Hagerty had already arrived and was sitting in the hallway under the white marble statue of a long-dead Victorian benefactor of the hospital, staring gloomily at the vast brass plaque which bore the names of other citizens who had given the hospital money.
‘Morning, Guv.’ He got lugubriously to his feet. ‘I was just thinking, pity we don’t run hospitals the way they used to, with people giving money out of the goodness of their hearts instead of us having to nag the bloody Government all the time to look after the NHS. Oh, sorry, doc. No criticism of you or Old East meant, of course.’

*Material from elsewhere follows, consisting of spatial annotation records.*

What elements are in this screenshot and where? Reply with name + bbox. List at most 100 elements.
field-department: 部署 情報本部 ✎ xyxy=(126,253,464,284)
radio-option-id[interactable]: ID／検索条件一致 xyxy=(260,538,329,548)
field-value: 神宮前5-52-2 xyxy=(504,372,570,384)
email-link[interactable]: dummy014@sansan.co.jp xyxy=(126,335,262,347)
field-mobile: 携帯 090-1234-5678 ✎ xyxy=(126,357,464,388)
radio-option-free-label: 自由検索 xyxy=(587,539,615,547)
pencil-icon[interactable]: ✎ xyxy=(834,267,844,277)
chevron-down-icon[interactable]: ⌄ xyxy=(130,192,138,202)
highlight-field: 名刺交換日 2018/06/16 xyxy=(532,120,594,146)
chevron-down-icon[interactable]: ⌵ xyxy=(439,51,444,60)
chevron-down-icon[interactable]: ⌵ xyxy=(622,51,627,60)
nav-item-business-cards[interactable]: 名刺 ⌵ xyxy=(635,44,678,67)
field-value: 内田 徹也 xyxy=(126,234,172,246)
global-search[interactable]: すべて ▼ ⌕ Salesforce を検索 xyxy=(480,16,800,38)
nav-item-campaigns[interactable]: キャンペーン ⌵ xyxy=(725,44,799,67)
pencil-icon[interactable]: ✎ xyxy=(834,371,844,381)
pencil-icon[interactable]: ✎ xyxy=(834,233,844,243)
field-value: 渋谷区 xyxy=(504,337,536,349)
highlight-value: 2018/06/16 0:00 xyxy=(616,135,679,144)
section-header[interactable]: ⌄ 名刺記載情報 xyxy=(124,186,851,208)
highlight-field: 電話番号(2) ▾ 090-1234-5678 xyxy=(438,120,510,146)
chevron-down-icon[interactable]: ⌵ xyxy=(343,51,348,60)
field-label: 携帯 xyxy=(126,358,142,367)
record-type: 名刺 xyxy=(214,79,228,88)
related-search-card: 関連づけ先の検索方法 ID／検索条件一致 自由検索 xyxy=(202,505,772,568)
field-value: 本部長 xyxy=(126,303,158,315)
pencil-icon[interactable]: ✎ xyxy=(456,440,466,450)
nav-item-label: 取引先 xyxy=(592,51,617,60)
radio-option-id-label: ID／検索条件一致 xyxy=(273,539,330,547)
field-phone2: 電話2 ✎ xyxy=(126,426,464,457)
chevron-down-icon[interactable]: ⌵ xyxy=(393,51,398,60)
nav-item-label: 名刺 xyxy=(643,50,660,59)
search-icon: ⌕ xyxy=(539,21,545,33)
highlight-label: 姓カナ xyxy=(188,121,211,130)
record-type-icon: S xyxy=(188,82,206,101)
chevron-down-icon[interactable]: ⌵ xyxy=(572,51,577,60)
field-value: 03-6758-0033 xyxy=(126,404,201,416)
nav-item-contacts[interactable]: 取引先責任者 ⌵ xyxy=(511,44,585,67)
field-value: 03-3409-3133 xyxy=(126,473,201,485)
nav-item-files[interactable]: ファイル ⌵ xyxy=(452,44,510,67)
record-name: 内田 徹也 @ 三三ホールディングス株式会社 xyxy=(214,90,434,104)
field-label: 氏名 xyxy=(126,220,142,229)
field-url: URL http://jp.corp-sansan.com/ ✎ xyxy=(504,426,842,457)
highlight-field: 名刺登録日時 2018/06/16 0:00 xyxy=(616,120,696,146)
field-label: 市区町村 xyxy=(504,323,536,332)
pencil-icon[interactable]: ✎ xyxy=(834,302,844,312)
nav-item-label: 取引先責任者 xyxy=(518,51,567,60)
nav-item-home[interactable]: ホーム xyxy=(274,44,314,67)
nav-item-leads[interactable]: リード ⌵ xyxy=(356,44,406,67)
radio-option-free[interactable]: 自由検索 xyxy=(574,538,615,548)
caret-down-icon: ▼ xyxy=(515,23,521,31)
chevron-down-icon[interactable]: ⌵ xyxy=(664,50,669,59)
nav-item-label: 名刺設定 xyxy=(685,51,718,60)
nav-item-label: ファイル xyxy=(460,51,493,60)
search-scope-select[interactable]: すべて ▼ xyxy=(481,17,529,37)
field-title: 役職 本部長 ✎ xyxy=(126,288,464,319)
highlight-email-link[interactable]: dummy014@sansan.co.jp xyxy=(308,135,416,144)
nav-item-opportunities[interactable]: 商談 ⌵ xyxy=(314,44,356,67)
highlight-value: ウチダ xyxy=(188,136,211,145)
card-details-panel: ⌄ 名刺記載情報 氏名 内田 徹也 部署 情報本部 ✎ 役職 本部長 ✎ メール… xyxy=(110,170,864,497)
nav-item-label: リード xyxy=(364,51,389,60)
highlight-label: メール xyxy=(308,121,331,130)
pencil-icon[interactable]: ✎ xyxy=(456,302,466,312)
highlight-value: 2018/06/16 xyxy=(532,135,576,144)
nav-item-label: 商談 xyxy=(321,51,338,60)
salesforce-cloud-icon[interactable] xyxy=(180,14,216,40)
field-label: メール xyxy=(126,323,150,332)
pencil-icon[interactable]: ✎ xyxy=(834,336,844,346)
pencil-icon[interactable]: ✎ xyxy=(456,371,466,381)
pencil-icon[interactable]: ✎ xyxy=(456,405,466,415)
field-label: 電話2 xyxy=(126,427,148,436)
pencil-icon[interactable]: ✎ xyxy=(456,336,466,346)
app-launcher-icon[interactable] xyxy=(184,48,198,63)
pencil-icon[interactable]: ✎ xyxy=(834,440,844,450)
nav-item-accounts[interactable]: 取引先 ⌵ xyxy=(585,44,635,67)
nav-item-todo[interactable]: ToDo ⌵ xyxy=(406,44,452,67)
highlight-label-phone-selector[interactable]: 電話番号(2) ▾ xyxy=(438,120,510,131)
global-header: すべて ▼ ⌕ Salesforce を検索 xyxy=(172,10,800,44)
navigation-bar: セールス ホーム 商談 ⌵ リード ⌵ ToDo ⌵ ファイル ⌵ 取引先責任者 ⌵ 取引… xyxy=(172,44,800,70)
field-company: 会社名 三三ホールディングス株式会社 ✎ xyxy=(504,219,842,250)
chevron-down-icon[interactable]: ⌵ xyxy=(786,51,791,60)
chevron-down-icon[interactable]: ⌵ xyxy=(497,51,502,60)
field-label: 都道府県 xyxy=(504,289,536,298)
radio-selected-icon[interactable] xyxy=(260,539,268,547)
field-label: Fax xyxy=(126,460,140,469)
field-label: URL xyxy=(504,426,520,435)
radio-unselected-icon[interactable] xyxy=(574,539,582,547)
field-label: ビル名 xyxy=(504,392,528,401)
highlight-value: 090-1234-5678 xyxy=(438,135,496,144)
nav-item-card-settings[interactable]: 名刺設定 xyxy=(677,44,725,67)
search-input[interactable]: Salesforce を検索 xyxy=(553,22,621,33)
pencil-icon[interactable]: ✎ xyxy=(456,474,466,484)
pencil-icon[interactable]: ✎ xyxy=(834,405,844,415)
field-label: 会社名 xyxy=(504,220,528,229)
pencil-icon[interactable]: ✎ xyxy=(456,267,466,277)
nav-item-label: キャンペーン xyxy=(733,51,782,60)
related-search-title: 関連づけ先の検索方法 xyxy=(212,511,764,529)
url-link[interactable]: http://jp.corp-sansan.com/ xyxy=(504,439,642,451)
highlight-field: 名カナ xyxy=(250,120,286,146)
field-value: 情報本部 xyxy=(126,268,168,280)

‘What do you mean, of course?’ she said. ‘Of course you were criticizing us, and you’ve got a point. Old East is cruddy, falling down around our ears. Not like this, all shiny and well polished.’ She looked around at the thickly beeswaxed parquet floor and fresh paint. ‘But it’s what we do in the old buildings that matters most, not what they look like. And I can tell you, buster, from bitter American experience, it’s better to be sick in the UK than the US. Disease doesn’t put you on the breadline here the way it does some people at home.’